Personal life
- Born: Khun Aung 1992 (age 33–34) Kone Tha village, Hopong, Shan State
- Spouse: 6 wives (officially married)
- Occupation: former novice monk, layman

Religious life
- Religion: Buddhism
- Temple: Alantaya religious area
- School: Theravada

= Khun Tan (mystic) =

Burmese mystic

Khun Tan (ခွန်တန်; born Khun Aung (ခွန်အောင်), 1992), also known as Zat Lite (ဇာတ်လိုက်), is a Pa'O religious figure, mystic, and sex predator who is believed to be the reincarnation of influential Pa'O Buddhist monk Alantaya Sayadaw by people from the Alantaya religious area and postured as the next Buddha in order to seduce young girls.

Khun Tan's sexual abuse of young girls is referred to as the modern "Panoo hlut" (ပန်းဦးလွှတ်, lit. offering of first virginity), an ancient tradition of Ari Buddhism during the early Pagan dynasty.

==Life==
Khun Tan was born in 1992 in Kone Tha village, Hopong, Shan State. At the age of nine, Khun Tan moved to Thaton's Alantaya, the area surrounding the monastery of Alantaya Sayadaw Ashin Sakka. He became a samanera (novice monk) and sought to gain the belief of the Pao'O people by claiming to be the next Buddha and the reincarnation of Alantaya Sayadaw. According to local people, when he arrived in the area, he had memories of the deceased Alantaya Sayadaw and was said to be able to identify the Sayadaw's personal belongings. Ashin Arira Wuntha, the son and successor of the Alantaya Sayadaw, recognized Khun Tan as his father and instructed the local people to worship Khun Tan before his passing. This led locals to believe that he might be an incarnation of the Sayadaw. By 2013, he had gained significant influence in the area, and the local people began to revere him as a bodhisattva.

Some in Alantaya believe that women born under ill-fated circumstances can restore balance by marrying Khun Tan. He seduced hundreds of young girls, mostly aged around 15 to 18, under the guise of religious devotion. Khun Tan reportedly claimed to have officially married six Pa'O girls in a formal wedding ceremony within the Alantaya. According to reports, some parents feel regret if Khun Tan does not choose their daughter because they think that her marriage to him would be a blessing. Worship of Khun Tan is deeply ingrained in the area; his followers have claimed that they would be willing to die for him. Every household shrine in the Alantaya area features offerings of flowers and oil lamps to an image of Khun Tan, placed next to the revered figures of the Alantaya Sayadaw and his successor, Ashin Arira Wuntha.
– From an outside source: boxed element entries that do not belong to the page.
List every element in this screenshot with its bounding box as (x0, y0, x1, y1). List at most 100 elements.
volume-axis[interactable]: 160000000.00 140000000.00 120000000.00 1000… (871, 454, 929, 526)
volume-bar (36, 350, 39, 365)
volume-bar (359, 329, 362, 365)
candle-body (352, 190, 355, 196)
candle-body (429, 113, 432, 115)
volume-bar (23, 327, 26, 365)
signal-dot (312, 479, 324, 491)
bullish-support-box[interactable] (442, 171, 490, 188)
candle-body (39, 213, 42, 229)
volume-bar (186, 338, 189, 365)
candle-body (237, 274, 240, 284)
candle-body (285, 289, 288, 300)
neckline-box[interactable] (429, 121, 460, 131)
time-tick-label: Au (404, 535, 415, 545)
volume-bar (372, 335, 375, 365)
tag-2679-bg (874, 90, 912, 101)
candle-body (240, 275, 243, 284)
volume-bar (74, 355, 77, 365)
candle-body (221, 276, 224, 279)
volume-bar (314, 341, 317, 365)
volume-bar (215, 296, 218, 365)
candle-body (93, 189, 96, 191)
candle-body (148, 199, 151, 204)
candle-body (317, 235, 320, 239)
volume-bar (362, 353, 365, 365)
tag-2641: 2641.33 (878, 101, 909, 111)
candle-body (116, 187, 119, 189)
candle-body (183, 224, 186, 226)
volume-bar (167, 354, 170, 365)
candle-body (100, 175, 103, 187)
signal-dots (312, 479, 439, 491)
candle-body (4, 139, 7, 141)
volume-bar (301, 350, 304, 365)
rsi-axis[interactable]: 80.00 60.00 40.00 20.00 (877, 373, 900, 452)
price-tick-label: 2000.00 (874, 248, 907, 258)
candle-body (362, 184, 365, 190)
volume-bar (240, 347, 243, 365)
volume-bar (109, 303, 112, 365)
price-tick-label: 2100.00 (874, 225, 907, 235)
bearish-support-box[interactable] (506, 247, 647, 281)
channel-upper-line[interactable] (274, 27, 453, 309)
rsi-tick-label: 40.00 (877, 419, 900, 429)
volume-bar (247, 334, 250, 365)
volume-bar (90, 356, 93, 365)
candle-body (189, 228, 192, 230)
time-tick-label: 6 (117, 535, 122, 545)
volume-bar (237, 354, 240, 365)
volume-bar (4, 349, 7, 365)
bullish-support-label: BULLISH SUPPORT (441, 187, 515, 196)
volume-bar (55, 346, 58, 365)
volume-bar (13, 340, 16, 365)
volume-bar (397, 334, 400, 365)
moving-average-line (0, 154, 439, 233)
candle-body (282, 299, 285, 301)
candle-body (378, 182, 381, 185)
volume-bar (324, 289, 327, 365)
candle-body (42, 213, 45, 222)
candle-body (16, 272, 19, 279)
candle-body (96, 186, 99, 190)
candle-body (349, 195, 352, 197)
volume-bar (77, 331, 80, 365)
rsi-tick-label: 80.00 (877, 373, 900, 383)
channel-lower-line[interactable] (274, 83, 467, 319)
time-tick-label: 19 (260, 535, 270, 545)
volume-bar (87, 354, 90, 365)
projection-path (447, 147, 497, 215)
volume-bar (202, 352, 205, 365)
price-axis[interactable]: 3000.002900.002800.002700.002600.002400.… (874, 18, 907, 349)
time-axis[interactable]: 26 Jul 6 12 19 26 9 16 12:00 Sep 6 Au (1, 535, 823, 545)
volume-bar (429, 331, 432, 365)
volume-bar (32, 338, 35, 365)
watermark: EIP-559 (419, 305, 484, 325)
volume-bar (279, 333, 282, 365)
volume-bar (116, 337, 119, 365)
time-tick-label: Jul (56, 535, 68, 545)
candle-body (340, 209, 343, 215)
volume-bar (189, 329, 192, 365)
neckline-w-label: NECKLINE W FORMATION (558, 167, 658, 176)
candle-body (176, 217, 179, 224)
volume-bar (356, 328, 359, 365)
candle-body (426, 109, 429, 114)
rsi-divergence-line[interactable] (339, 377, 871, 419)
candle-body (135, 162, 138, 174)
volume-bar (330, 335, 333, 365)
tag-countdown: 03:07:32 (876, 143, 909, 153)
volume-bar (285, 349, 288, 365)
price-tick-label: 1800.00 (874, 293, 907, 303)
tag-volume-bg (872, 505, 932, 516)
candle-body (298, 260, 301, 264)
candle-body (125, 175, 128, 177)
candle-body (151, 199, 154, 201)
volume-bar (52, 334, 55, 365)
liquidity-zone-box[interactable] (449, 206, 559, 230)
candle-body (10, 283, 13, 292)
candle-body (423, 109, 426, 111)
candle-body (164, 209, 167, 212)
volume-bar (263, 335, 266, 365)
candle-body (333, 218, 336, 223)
After leaving the monkhood at the age of 20, he formed an armed gang named Dragon Battalion and instructed his followers to set fire to the cars and motorcycles of locals who did not accept him as the next Buddha. Khun Tan often committed unacceptable and cruel acts, such as stepping on monks' heads with his feet and striking children with motorcycles from behind. He compensated the victims for the injuries caused by these assaults. He is also linked to drug trafficking.

Khun Tan's crimes were not widely known until the case was revealed on October 17, 2017, by MP Khine Khine Lei from the Mon State Hluttaw, which brought significant public attention to the issue.

===Lawsuit===
On October 24, 2017, Win Nyunt, the father of one of the girls, filed a case accusing Khun Tan of exploiting the girls. Khun Tan was charged under Penal Code sections 366 for abduction with intent to forcefully engage, 363 for kidnapping, and 114 for abetment. Win Nyunt has received death threats for filing the case. The Religious Affairs Ministry also sued Khun Tan and his five followers under Article 295(A) of the Penal Code for undermining Buddhism after renovating the Alantaya Pagoda without obtaining the necessary permissions from the government. Khun Tan's case was heard at the Mon State Hluttaw in Mawlamyine.

To facilitate Khun Tan's arrest, the Mon State Government established an investigative commission involving monks. After conducting preliminary investigations, the commission issued an arrest warrant. However, Khun Tan has fled to Shan State. The Mon State Government negotiated with the Shan State Government to capture Khun Tan. The Myanmar National Women's Empowerment Leadership Group announced that they will file initial defamation charges against Khun Tan if he is arrested.

In January 2018, the Mon State Religious Affairs Department filed a complaint at the Thaton Township Court, requesting action against Khun Tan and his group for their involvement in religious malpractices. On May 13, 2018, a Pa'O ethnic group held a press conference in Bago, urging the withdrawal of charges against Khun Tan and his followers. Even though Khun Tan fled and became notorious after his news was made public, people in that area still worship him.